欧米のミステリーは1930年代に一つのピークをつけ、その後バラエティ豊かなものになって、現在は本格的なパズラーは比率を大きく減らした。僕自身も21世紀の欧米作品で一番多く読んでいるのは、軍事スリラーかスパイものである。
しかし(奇跡的に)日本では、本格パズラーもそこそこ生き残ってる。それは島田荘司に始まる「新本格派」の世代の作家が、多く輩出されたからである。本書はその世代の作家たち10人のアンソロジー。祥伝社文庫がミステリーやホラー、恋愛ものなどのアンソロジーをいくつも編纂していたうちの一つで、テーマは「不条理な殺人」。
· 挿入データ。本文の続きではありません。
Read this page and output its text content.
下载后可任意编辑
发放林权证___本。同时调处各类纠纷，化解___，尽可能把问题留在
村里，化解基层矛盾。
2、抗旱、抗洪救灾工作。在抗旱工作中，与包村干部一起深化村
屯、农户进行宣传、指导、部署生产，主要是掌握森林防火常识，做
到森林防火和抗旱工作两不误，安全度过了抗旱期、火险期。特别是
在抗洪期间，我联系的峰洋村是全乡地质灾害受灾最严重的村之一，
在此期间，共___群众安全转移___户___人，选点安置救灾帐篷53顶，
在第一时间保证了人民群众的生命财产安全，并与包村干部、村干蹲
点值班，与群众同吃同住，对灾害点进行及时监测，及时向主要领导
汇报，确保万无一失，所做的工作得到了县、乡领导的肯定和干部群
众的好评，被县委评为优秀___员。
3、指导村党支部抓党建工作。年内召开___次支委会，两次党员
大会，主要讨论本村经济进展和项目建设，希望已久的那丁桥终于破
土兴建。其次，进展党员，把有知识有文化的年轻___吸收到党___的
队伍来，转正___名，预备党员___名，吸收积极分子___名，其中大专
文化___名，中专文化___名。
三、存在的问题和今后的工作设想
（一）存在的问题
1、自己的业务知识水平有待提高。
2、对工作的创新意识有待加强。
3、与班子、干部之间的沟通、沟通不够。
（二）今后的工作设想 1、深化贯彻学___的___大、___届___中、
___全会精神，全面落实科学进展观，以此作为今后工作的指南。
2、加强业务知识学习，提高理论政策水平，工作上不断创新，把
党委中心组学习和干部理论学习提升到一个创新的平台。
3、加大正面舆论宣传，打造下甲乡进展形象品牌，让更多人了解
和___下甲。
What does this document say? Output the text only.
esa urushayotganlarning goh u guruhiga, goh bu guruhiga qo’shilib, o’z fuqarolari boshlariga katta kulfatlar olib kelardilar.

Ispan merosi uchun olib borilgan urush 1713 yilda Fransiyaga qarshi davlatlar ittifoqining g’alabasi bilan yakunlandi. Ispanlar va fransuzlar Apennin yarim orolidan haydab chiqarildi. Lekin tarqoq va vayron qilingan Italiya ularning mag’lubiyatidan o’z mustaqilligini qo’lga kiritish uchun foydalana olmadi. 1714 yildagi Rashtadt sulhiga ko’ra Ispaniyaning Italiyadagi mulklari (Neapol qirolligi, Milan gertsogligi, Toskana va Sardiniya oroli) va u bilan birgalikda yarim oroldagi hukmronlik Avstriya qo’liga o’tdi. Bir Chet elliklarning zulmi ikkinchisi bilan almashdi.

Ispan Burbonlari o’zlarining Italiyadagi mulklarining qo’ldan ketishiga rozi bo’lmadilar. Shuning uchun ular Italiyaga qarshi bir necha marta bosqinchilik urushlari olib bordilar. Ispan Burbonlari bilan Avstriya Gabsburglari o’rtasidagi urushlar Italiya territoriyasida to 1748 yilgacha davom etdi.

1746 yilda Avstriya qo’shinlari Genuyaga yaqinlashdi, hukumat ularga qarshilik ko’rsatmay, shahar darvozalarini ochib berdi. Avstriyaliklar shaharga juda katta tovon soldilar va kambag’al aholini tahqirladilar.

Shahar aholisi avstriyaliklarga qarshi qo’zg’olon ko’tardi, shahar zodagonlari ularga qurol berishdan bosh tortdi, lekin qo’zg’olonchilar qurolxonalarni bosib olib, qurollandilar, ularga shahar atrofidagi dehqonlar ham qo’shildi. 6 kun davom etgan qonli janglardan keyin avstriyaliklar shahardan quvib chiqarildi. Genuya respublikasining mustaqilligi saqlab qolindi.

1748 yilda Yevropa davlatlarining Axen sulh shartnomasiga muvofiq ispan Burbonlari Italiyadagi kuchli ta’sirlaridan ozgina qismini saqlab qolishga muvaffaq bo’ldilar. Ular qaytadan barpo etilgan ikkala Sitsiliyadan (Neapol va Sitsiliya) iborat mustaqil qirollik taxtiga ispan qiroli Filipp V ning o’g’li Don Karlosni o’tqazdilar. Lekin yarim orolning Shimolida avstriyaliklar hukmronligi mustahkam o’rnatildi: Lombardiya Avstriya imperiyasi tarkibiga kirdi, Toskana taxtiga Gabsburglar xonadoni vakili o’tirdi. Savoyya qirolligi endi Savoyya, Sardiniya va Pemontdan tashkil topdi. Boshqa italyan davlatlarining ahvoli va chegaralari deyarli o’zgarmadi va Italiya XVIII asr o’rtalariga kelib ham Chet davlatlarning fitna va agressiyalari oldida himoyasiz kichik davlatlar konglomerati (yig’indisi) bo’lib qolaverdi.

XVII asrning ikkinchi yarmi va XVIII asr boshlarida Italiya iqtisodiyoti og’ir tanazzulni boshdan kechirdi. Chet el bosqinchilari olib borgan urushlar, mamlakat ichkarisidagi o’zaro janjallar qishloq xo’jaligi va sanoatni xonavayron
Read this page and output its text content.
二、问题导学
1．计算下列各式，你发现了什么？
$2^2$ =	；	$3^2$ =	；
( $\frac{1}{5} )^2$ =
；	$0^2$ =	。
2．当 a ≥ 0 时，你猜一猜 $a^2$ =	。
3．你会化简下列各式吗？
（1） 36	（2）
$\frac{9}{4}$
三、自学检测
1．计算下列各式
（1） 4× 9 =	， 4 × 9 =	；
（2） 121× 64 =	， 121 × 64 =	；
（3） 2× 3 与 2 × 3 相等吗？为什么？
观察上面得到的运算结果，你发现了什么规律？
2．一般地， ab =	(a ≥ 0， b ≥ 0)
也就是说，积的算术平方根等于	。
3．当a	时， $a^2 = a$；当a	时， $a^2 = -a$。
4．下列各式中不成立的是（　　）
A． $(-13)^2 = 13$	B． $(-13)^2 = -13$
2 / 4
このテーマに近い、30~40ページほどの短編を一人一作集めたものだ。作者たちのうち僕が良く知っているのは、法月綸太郎と有栖川有栖だけなのだが、日本のミステリー界を担っている人たちである。収録順に見ていくと、
・山口雅也 昭和29年、横須賀市生まれ、早稲田大学法学部卒。
・有栖川有栖 昭和34年、大阪市生まれ、同志社大学法学部卒。
・加納朋子 昭和41年、福岡県生まれ、文教大学女子短期大学部卒。
・近藤文恵 昭和44年、大阪市生まれ、大阪芸術大学文芸学科卒。
・柴田よしき 昭和34年、東京生まれ、青山学院大学文学部卒。
いつも昭和などの元号は使わない僕がなぜそうしたかと言うと、作者たちの多くが昭和30年代生まれであることを示したかったから。かくいう僕も昭和31年生まれ、この世代の人達はある程度裕福になった時代を生き、欧米文化(含むミステリー)を違和感なく受け入れてきた。土屋隆夫や高木彬光といった先輩世代の日本ミステリーも、沢山手の届くところにあった。
僕も、もし大学にミステリー研のようなサークルがあったとしたら入っていただろうし、場合によってはしがないサラリーマンになどならず作家を目指していたかもしれない。そんな想いを感じさせてくれるアンソロジーでした。